Looking for a breakthrough -- a treatment good enough to be, in effect, approved by acclamation -- means we would not have to wait to solve the problem of immune-based surrogate markers, which will probably take years (and may be essentially unsolvable, if an effective immune-based treatment must first be proven by clinical endpoints before a surrogate marker can be established). In the IL-10 example, a monoclonal antibody to reduce IL-10 might provide a proof of principle. If it clearly worked (for example, by greatly lowering viral load or reducing the need for antiretrovirals), then it would not be hard to organize a major effort to find simpler or even natural treatments to do so.
The big problem here would be the legal obstacles created by a clinical-trial system designed for big-company drug development. For example, the right kind of trial might be in one patient, looking for an efficacy result even from the first human volunteer, with no attempt to prove efficacy first in animals.

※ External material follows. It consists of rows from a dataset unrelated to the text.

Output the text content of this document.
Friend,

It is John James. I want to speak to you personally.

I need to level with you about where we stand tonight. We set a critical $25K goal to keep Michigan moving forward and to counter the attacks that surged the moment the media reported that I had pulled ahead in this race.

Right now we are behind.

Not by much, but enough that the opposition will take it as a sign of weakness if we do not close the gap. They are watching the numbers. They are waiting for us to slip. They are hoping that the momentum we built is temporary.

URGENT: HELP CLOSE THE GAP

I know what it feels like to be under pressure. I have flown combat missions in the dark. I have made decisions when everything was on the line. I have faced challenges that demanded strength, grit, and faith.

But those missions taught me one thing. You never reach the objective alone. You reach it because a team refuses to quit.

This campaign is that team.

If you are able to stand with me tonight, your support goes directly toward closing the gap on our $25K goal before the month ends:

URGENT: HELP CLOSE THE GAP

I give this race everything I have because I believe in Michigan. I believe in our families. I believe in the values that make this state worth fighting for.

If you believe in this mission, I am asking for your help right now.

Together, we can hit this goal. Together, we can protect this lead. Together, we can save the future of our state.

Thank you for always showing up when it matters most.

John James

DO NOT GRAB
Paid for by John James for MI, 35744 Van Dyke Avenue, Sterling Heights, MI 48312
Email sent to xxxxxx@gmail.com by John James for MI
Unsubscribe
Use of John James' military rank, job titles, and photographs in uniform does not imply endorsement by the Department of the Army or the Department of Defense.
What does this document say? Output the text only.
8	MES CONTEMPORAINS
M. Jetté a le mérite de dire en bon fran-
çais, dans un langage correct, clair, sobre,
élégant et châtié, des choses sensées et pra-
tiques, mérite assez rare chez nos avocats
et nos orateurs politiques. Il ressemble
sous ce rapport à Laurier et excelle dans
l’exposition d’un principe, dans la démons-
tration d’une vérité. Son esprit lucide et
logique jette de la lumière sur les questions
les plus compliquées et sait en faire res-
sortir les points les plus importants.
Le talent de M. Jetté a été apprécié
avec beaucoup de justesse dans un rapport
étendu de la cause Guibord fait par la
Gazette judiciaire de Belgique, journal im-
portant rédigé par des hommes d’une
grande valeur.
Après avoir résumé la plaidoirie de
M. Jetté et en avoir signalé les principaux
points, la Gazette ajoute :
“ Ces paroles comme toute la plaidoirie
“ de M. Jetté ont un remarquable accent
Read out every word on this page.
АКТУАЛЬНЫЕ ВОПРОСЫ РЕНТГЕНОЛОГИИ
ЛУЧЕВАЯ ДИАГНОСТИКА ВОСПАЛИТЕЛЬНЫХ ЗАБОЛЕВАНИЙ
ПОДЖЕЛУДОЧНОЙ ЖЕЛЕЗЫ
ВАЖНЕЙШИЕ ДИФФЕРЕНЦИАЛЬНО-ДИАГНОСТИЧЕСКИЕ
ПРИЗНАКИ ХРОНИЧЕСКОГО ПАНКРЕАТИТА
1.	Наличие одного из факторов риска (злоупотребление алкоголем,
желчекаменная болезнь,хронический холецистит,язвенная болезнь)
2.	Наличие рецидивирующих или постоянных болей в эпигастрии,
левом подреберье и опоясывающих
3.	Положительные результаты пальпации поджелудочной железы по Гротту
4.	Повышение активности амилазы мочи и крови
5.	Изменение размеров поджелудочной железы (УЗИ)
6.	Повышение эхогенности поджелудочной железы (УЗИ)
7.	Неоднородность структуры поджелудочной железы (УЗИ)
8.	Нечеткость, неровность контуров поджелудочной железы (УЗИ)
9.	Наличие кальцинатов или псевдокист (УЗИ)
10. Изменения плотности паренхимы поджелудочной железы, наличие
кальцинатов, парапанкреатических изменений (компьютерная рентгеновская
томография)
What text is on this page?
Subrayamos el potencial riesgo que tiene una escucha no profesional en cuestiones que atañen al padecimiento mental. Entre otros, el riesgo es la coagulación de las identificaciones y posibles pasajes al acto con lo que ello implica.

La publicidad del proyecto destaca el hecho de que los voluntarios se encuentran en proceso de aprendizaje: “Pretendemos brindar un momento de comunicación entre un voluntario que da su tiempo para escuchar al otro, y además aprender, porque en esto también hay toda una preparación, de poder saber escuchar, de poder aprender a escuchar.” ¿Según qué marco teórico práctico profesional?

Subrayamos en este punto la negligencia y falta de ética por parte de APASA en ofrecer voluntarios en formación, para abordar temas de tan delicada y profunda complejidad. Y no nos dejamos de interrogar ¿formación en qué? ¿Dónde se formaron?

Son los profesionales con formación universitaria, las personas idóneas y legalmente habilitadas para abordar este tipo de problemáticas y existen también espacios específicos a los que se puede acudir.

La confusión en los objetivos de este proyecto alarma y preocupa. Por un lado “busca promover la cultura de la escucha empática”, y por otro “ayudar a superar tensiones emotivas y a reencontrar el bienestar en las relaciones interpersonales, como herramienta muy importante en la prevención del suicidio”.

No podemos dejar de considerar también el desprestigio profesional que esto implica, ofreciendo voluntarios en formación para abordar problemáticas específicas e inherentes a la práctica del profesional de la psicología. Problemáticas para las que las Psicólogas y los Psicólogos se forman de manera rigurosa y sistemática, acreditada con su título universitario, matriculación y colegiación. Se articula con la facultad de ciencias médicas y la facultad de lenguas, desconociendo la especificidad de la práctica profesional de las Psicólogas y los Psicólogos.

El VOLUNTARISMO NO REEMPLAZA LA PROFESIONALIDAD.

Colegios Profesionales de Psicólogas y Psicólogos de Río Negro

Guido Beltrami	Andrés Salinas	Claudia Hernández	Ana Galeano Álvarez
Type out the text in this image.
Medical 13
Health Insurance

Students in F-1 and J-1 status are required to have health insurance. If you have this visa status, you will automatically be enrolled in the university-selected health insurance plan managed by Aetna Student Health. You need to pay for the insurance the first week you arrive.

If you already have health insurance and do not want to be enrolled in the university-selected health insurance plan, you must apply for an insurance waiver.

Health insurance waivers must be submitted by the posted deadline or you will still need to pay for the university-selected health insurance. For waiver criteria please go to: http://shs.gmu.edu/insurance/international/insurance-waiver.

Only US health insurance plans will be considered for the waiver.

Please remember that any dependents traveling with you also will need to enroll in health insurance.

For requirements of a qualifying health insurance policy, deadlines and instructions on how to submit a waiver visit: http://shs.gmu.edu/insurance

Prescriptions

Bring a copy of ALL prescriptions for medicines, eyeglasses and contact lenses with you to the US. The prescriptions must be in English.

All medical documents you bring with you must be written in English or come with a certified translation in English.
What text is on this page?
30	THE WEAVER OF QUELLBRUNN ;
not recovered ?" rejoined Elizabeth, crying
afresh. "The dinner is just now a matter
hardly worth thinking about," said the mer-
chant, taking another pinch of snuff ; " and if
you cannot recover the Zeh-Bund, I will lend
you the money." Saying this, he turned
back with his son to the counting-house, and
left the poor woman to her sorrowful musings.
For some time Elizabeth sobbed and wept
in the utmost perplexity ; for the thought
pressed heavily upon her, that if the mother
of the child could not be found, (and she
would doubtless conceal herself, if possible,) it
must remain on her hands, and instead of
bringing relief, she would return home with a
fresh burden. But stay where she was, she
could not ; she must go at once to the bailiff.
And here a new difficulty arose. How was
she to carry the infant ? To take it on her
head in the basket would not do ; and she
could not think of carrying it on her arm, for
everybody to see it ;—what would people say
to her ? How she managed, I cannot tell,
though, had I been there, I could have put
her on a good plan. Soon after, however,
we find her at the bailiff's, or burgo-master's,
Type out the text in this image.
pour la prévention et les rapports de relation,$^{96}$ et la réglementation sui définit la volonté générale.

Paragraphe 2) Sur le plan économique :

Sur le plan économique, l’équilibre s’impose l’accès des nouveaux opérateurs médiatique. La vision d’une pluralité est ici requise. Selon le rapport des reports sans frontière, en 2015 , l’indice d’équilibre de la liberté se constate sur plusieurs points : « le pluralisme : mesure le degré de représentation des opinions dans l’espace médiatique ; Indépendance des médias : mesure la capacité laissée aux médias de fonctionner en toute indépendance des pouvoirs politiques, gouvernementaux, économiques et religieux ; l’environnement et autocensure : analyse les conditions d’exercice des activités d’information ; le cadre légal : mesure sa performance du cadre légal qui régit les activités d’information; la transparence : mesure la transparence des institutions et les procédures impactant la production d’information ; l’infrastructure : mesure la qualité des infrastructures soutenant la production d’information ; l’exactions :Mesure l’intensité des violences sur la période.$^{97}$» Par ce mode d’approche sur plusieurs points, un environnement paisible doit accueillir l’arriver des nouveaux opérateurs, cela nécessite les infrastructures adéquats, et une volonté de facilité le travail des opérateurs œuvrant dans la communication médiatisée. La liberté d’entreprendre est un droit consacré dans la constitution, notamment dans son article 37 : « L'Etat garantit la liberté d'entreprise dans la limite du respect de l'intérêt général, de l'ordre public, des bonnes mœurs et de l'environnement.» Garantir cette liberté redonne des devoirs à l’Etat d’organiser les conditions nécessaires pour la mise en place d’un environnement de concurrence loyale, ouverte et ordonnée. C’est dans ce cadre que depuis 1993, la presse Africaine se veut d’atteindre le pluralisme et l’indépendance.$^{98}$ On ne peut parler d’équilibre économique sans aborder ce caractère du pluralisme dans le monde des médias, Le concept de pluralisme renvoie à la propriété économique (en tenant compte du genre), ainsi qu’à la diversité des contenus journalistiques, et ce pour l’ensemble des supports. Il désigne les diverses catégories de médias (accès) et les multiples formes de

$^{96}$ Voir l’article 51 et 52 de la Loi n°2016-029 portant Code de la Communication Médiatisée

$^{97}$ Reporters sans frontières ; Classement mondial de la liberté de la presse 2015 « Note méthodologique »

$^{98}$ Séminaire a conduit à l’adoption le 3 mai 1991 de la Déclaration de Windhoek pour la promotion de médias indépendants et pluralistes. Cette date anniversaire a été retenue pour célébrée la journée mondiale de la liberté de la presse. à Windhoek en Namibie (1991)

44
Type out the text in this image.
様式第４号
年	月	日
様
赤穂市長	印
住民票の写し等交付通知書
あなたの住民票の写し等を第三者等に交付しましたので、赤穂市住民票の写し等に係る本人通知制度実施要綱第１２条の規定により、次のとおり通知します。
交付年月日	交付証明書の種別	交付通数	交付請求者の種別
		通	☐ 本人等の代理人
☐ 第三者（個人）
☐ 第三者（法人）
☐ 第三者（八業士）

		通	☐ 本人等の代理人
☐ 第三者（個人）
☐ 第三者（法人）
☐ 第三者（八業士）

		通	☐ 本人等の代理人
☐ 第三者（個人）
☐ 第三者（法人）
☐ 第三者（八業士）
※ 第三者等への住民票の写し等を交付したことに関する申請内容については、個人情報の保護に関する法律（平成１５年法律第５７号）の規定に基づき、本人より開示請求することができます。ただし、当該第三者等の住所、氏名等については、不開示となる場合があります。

The existing rules serve two purposes -- to protect the public from unethical corporate experimentation, and to protect the same corporations from competition by making it almost impossible for anyone else to finance the whole drug-development process. Of course, if anyone could show truly convincing data, ways could be found to move fast. The problem is getting permission to do the earliest proof- of-principle human studies -- without entanglement in the gold-plated clinical trial system which already has its own mindset, investments, pipeline, and calendar in place, and naturally resists encroachment on its well-manicured turf.
So we continue to fight an epidemic with rules and procedures designed for routine, non-emergency research and development.